IVA Continuous Performance Test | |||||
Response Control | Attention | ||||
| Baseline | Post Rx |
| Baseline | Post-iLs Rx |
Full Scale Quotient | 73 | 88 | Full Scale Quotient | 90 | 105 |
Auditory | 55 | 75 | Auditory | 92 | 106 |
Visual | 93 | 99 | Visual | 88 | 103 |
Lower scores reflect greater deficits
H’s parents completed the iLs checklist at baseline and post-treatment. Their observations revealed no significant differences between baseline and post treatment ratings.
iLs Checklist | |||
| Baseline | Post Rx | % Improvement |
Sensory and Sensory Motor | 37 | 37 | 0 |
Auditory/Language | 14 | 15 | 0 |
Social/Emotional | 15 | 13 | 0 |
Organization/Attention/Cognitive | 19 | 14 | 0 |
Higher scores reflect greater deficits
At baseline, H’s parent’s ratings of her executive abilities on the Comprehension Executive Functioning Inventory (CEFI) resulted in an overall classification that fell in the low average range with lower scores in the area of initiation and significant relative weaknesses in attention (2nd percentile) and working memory (2nd percentile). Post-treatment, H’s full scale score significantly improved from the low average to average range with statistically significant improvements being seen in the areas of attention, emotional regulation, flexibility, and working memory.

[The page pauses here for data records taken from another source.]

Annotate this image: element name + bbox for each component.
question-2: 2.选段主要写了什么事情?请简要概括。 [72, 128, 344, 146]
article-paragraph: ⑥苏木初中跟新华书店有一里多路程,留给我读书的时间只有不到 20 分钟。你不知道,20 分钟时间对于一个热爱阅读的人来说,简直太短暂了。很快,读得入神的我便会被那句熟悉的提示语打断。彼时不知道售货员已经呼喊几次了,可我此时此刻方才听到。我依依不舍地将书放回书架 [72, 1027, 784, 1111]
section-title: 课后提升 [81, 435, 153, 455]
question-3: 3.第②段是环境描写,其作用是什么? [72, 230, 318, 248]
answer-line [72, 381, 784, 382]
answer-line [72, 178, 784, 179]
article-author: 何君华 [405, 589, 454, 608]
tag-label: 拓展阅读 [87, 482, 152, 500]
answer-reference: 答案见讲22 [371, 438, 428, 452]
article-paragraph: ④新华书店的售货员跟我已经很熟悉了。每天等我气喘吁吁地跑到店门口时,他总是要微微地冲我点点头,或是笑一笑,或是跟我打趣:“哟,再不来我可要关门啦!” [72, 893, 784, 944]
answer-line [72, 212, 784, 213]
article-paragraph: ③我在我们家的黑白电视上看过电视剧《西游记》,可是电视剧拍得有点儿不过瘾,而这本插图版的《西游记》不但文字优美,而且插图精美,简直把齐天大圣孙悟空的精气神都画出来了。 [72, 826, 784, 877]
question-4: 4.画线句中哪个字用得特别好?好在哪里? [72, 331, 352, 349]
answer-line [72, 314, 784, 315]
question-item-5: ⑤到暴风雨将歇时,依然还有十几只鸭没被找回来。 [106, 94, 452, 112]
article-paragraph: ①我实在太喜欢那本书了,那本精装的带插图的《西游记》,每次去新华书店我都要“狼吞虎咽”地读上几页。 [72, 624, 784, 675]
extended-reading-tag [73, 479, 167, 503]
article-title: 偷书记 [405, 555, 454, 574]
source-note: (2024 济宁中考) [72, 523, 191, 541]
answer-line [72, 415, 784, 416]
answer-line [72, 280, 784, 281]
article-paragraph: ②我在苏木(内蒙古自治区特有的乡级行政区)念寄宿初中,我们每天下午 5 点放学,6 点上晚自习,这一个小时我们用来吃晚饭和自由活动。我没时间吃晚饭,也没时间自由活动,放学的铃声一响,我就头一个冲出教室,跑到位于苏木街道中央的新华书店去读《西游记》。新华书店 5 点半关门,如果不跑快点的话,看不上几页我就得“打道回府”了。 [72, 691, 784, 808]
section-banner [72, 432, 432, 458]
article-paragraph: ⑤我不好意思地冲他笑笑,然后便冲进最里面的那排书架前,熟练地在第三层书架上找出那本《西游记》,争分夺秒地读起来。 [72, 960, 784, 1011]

Comprehensive Executive Function Inventory (CEFI) | |||
| Baseline | Post Rx | Significance |
Full Scale | 83 | 96 | Significant |
Attention | 70 | 93 | Significant |
Emotional Regulation | 80 | 95 | Significant |
Flexibility | 106 | 124 | Significant |
Inhibitory Control | 102 | 109 | No Change |
Initiation | 78 | 90 | No Change |
Organization | 80 | 85 | No Change |
Planning | 98 | 105 | No Change |
Self-Monitoring | 93 | 93 | No Change |
Working Memory | 68 | 84 | Significant |
Lower scores reflect greater deficits
Summary of Changes: H’s full scale IQ estimate increased by 18 points (from the low average to the average range), mostly due to a significant 25-point improvement in her nonverbal index, which reversed the verbal-nonverbal discrepancy that was present at her baseline testing. H’s performance on screening measures of academic achievement revealed no significant differences between baseline and post-treatment assessment, with her results being most notable for an unusual decline in word reading performance that is of uncertain etiology or significance. H’s performance on formal cognitive testing revealed significant improvements on measures of complex attention, reaction time, cognitive flexibility, and processing speed, as well as significant improvements in auditory response control and both auditory and visual sustained attention. Although her parent’s rating on measures of executive functioning suggested significant improvement in attention, emotional regulation, flexibility, and working memory, a comparison of baseline to post-treatment rating on other behavioral measures completed by H’s parents revealed no significant differences in symptom ratings that correlated with the improvements seen on formal cognitive testing and their functional ratings on the CEFI.